# Does Tivo have a way to skip commercials?



## Jrr6415sun (Mar 31, 2006)

Does it?

if not wouldn't it be a good idea to have an option to mark where the commercials are manually so they can be deleted to free up space, or to be able to mark them yourselfs so you can skip them?


----------



## megazone (Mar 3, 2002)

Automatically? No. ReplayTV had that - and they got sued into bankruptcy.

TiVo does have a 30 second skip. Enter Select-Play-Select-3-0-Select while watching a recording and the Advance button is then a 30 second skip.


----------



## Jrr6415sun (Mar 31, 2006)

interesting thanks, i'll check that out when i'm around my tivo tomorrow.


----------



## Jrr6415sun (Mar 31, 2006)

do you think it would be unreasonable for them to allow us to edit what's saved on the tivo? Not necessarily deleting the commercials, but allowing us to edit certain shows we have saved by being able to delete some intervals? and then being able to use that extra space?


----------



## classicsat (Feb 18, 2004)

Perhaps not, but they have more important things to worry about than editing.


----------



## dfreybur (Jan 27, 2006)

megazone said:


> TiVo does have a 30 second skip. Enter Select-Play-Select-3-0-Select while watching a recording and the Advance button is then a 30 second skip.


Do the digits in that sequence give the number of seconds? I notice that a lot of commercials are 15 seconds so I wonder if 15 or 14 handle that.


----------



## dfreybur (Jan 27, 2006)

Jrr6415sun said:


> do you think it would be unreasonable for them to allow us to edit what's saved on the tivo? Not necessarily deleting the commercials...


Give the ability to edit, it gets used to delete commercials, lawsuits start getting filed.

Tivos need to have good enough relationships with the content providers (cable and satellite companies) to give us the schedules. The broadcasters make their money on the commercials. Leave the commercials be and the content providers are happy to cooperate.


----------



## Jonathan_S (Oct 23, 2001)

dfreybur said:


> Do the digits in that sequence give the number of seconds? I notice that a lot of commercials are 15 seconds so I wonder if 15 or 14 handle that.


No these numbers are just part of the code; not a duration variable.

For example Select-Play-Select-0-9-Select brings up a time display on the screen. It doesn't adjust the skip length to 9 seconds.


----------



## Jrr6415sun (Mar 31, 2006)

megazone said:


> Automatically?
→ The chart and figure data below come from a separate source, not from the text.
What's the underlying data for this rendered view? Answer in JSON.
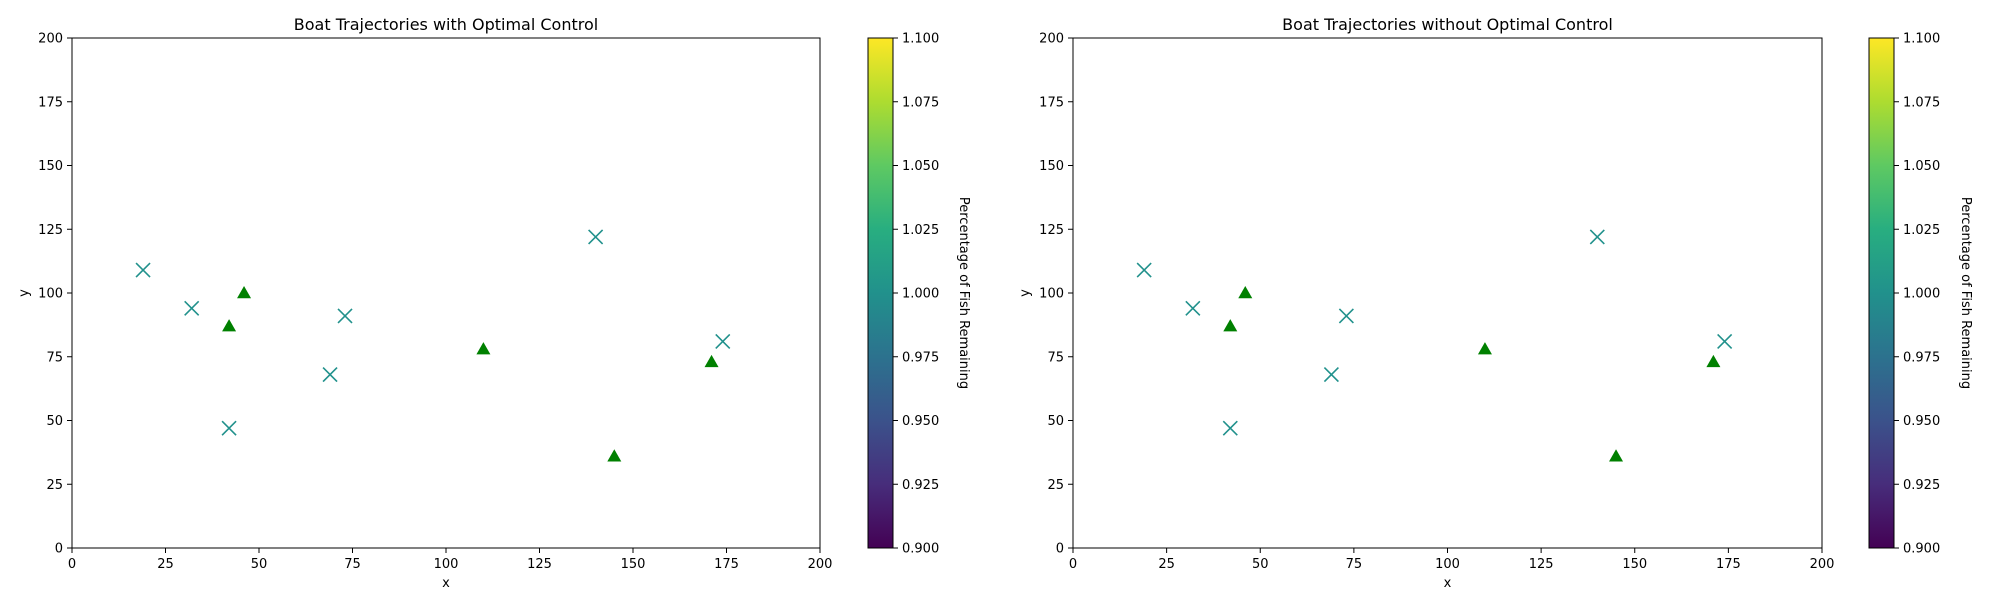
{
  "chart_data": [
    {
      "type": "scatter",
      "title": "Boat Trajectories with Optimal Control",
      "xlabel": "x",
      "ylabel": "y",
      "xlim": [
        0,
        200
      ],
      "ylim": [
        0,
        200
      ],
      "xticks": [
        0,
        25,
        50,
        75,
        100,
        125,
        150,
        175,
        200
      ],
      "yticks": [
        0,
        25,
        50,
        75,
        100,
        125,
        150,
        175,
        200
      ],
      "grid": false,
      "series": [
        {
          "marker": "x",
          "color": "#21918c",
          "points": [
            [
              19,
              109
            ],
            [
              32,
              94
            ],
            [
              42,
              47
            ],
            [
              69,
              68
            ],
            [
              73,
              91
            ],
            [
              140,
              122
            ],
            [
              174,
              81
            ]
          ]
        },
        {
          "marker": "triangle",
          "color": "#008000",
          "points": [
            [
              42,
              87
            ],
            [
              46,
              100
            ],
            [
              110,
              78
            ],
            [
              145,
              36
            ],
            [
              171,
              73
            ]
          ]
        }
      ],
      "colorbar": {
        "label": "Percentage of Fish Remaining",
        "min": 0.9,
        "max": 1.1,
        "ticks": [
          "0.900",
          "0.925",
          "0.950",
          "0.975",
          "1.000",
          "1.025",
          "1.050",
          "1.075",
          "1.100"
        ],
        "colormap": "viridis"
      }
    },
    {
      "type": "scatter",
      "title": "Boat Trajectories without Optimal Control",
      "xlabel": "x",
      "ylabel": "y",
      "xlim": [
        0,
        200
      ],
      "ylim": [
        0,
        200
      ],
      "xticks": [
        0,
        25,
        50,
        75,
        100,
        125,
        150,
        175,
        200
      ],
      "yticks": [
        0,
        25,
        50,
        75,
        100,
        125,
        150,
        175,
        200
      ],
      "grid": false,
      "series": [
        {
          "marker": "x",
          "color": "#21918c",
          "points": [
            [
              19,
              109
            ],
            [
              32,
              94
            ],
            [
              42,
              47
            ],
            [
              69,
              68
            ],
            [
              73,
              91
            ],
            [
              140,
              122
            ],
            [
              174,
              81
            ]
          ]
        },
        {
          "marker": "triangle",
          "color": "#008000",
          "points": [
            [
              42,
              87
            ],
            [
              46,
              100
            ],
            [
              110,
              78
            ],
            [
              145,
              36
            ],
            [
              171,
              73
            ]
          ]
        }
      ],
      "colorbar": {
        "label": "Percentage of Fish Remaining",
        "min": 0.9,
        "max": 1.1,
        "ticks": [
          "0.900",
          "0.925",
          "0.950",
          "0.975",
          "1.000",
          "1.025",
          "1.050",
          "1.075",
          "1.100"
        ],
        "colormap": "viridis"
      }
    }
  ]
}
No. ReplayTV had that - and they got sued into bankruptcy.
> 
> TiVo does have a 30 second skip. Enter Select-Play-Select-3-0-Select while watching a recording and the Advance button is then a 30 second skip.


how do i change it back to being 15 minutes? If i do it again it goes to the end of the program, then if I do it again it goes back to 30 seconds etc... I would like 15 minutes again.


----------



## classicsat (Feb 18, 2004)

You press FF or REW, ther ->| to skip to the tick marks.


----------



## dfreybur (Jan 27, 2006)

Jonathan_S said:


> No these numbers are just part of the code; not a duration variable.
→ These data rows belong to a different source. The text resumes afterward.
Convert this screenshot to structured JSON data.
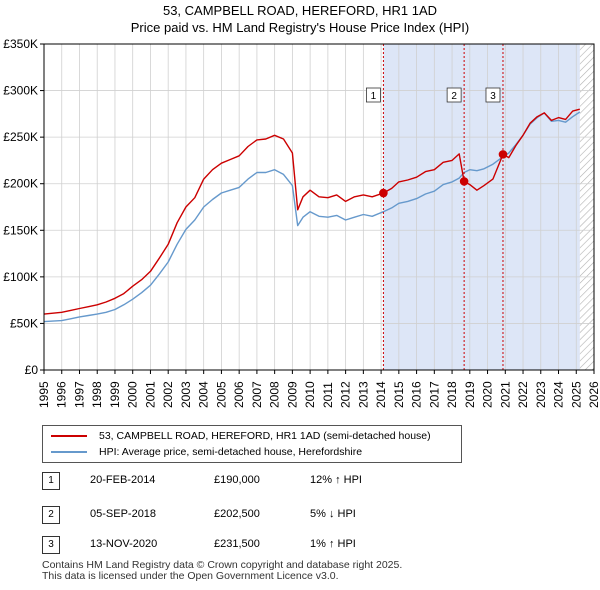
{
  "chart_data": {
    "type": "line",
    "title": "53, CAMPBELL ROAD, HEREFORD, HR1 1AD",
    "subtitle": "Price paid vs. HM Land Registry's House Price Index (HPI)",
    "xlabel": "",
    "ylabel": "",
    "xlim": [
      1995,
      2026
    ],
    "ylim": [
      0,
      350000
    ],
    "y_ticks": [
      0,
      50000,
      100000,
      150000,
      200000,
      250000,
      300000,
      350000
    ],
    "y_tick_labels": [
      "£0",
      "£50K",
      "£100K",
      "£150K",
      "£200K",
      "£250K",
      "£300K",
      "£350K"
    ],
    "x_ticks": [
      1995,
      1996,
      1997,
      1998,
      1999,
      2000,
      2001,
      2002,
      2003,
      2004,
      2005,
      2006,
      2007,
      2008,
      2009,
      2010,
      2011,
      2012,
      2013,
      2014,
      2015,
      2016,
      2017,
      2018,
      2019,
      2020,
      2021,
      2022,
      2023,
      2024,
      2025,
      2026
    ],
    "x_tick_labels": [
      "1995",
      "1996",
      "1997",
      "1998",
      "1999",
      "2000",
      "2001",
      "2002",
      "2003",
      "2004",
      "2005",
      "2006",
      "2007",
      "2008",
      "2009",
      "2010",
      "2011",
      "2012",
      "2013",
      "2014",
      "2015",
      "2016",
      "2017",
      "2018",
      "2019",
      "2020",
      "2021",
      "2022",
      "2023",
      "2024",
      "2025",
      "2026"
    ],
    "grid": true,
    "shaded_period": [
      2014.13,
      2025.2
    ],
    "future_hatch_from": 2025.2,
    "series": [
      {
        "name": "53, CAMPBELL ROAD, HEREFORD, HR1 1AD (semi-detached house)",
        "color": "#cc0000",
        "x": [
          1995.0,
          1995.5,
          1996.0,
          1996.5,
          1997.0,
          1997.5,
          1998.0,
          1998.5,
          1999.0,
          1999.5,
          2000.0,
          2000.5,
          2001.0,
          2001.5,
          2002.0,
          2002.5,
          2003.0,
          2003.5,
          2004.0,
          2004.5,
          2005.0,
          2005.5,
          2006.0,
          2006.5,
          2007.0,
          2007.5,
          2008.0,
          2008.5,
          2009.0,
          2009.3,
          2009.6,
          2010.0,
          2010.5,
          2011.0,
          2011.5,
          2012.0,
          2012.5,
          2013.0,
          2013.5,
          2014.13,
          2014.6,
          2015.0,
          2015.5,
          2016.0,
          2016.5,
          2017.0,
          2017.5,
          2018.0,
          2018.4,
          2018.68,
          2019.0,
          2019.4,
          2019.8,
          2020.3,
          2020.87,
          2021.2,
          2021.6,
          2022.0,
          2022.4,
          2022.8,
          2023.2,
          2023.6,
          2024.0,
          2024.4,
          2024.8,
          2025.2
        ],
        "values": [
          60000,
          61000,
          62000,
          64000,
          66000,
          68000,
          70000,
          73000,
          77000,
          82000,
          90000,
          97000,
          106000,
          120000,
          135000,
          158000,
          175000,
          185000,
          205000,
          215000,
          222000,
          226000,
          230000,
          240000,
          247000,
          248000,
          252000,
          248000,
          233000,
          172000,
          186000,
          193000,
          186000,
          185000,
          188000,
          181000,
          186000,
          188000,
          186000,
          190000,
          195000,
          202000,
          204000,
          207000,
          213000,
          215000,
          223000,
          225000,
          232000,
          202500,
          199000,
          193000,
          198000,
          205000,
          231500,
          228000,
          241000,
          252000,
          265000,
          272000,
          276000,
          268000,
          271000,
          269000,
          278000,
          280000
        ]
      },
      {
        "name": "HPI: Average price, semi-detached house, Herefordshire",
        "color": "#6699cc",
        "x": [
          1995.0,
          1995.5,
          1996.0,
          1996.5,
          1997.0,
          1997.5,
          1998.0,
          1998.5,
          1999.0,
          1999.5,
          2000.0,
          2000.5,
          2001.0,
          2001.5,
          2002.0,
          2002.5,
          2003.0,
          2003.5,
          2004.0,
          2004.5,
          2005.0,
          2005.5,
          2006.0,
          2006.5,
          2007.0,
          2007.5,
          2008.0,
          2008.5,
          2009.0,
          2009.3,
          2009.6,
          2010.0,
          2010.5,
          2011.0,
          2011.5,
          2012.0,
          2012.5,
          2013.0,
          2013.5,
          2014.13,
          2014.6,
          2015.0,
          2015.5,
          2016.0,
          2016.5,
          2017.0,
          2017.5,
          2018.0,
          2018.4,
          2018.68,
          2019.0,
          2019.4,
          2019.8,
          2020.3,
          2020.87,
          2021.2,
          2021.6,
          2022.0,
          2022.4,
          2022.8,
          2023.2,
          2023.6,
          2024.0,
          2024.4,
          2024.8,
          2025.2
        ],
        "values": [
          52000,
          52500,
          53000,
          55000,
          57000,
          58500,
          60000,
          62000,
          65000,
          70000,
          76000,
          83000,
          91000,
          103000,
          116000,
          135000,
          151000,
          161000,
          175000,
          183000,
          190000,
          193000,
          196000,
          205000,
          212000,
          212000,
          215000,
          210000,
          198000,
          155000,
          164000,
          170000,
          165000,
          164000,
          166000,
          161000,
          164000,
          167000,
          165000,
          170000,
          174000,
          179000,
          181000,
          184000,
          189000,
          192000,
          199000,
          202000,
          206000,
          212000,
          215000,
          214000,
          216000,
          221000,
          229000,
          233000,
          242000,
          252000,
          264000,
          271000,
          276000,
          267000,
          268000,
          266000,
          272000,
          277000
        ]
      }
    ],
    "transactions": [
      {
        "label": "1",
        "date": "20-FEB-2014",
        "x": 2014.13,
        "price": 190000,
        "price_text": "£190,000",
        "hpi_text": "12% ↑ HPI"
      },
      {
        "label": "2",
        "date": "05-SEP-2018",
        "x": 2018.68,
        "price": 202500,
        "price_text": "£202,500",
        "hpi_text": "5% ↓ HPI"
      },
      {
        "label": "3",
        "date": "13-NOV-2020",
        "x": 2020.87,
        "price": 231500,
        "price_text": "£231,500",
        "hpi_text": "1% ↑ HPI"
      }
    ]
  },
  "legend": {
    "property_label": "53, CAMPBELL ROAD, HEREFORD, HR1 1AD (semi-detached house)",
    "hpi_label": "HPI: Average price, semi-detached house, Herefordshire"
  },
  "footer": {
    "line1": "Contains HM Land Registry data © Crown copyright and database right 2025.",
    "line2": "This data is licensed under the Open Government Licence v3.0."
  },
  "colors": {
    "property": "#cc0000",
    "hpi": "#6699cc",
    "shade": "#dde6f7",
    "grid": "#d0d0d0"
  }
}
Thanks Jonathan. It didn't work with 30 for me either so I'll retry. The button still takes live TV to real time and recordings to the end. I did not try a number other than 30 but may have done a typo. I'll reenter watching for the LED flickers.

Humax 400 with DVD


----------



## classicsat (Feb 18, 2004)

You do know you enter that code when vieing a recording, not live TV?


----------



## dfreybur (Jan 27, 2006)

classicsat said:


> You do know you enter that code when vieing a recording, not live TV?


I knew that, thanks. I tried again carefully checking that the LED flickered with each button. Now it works. Most excellent. I probably typoed it the first try.


----------



## dapunk (Apr 11, 2006)

Jrr6415sun said:


> interesting thanks, i'll check that out when i'm d my tivo tomorrow.


Testing to see if I can manipulate the quote.


----------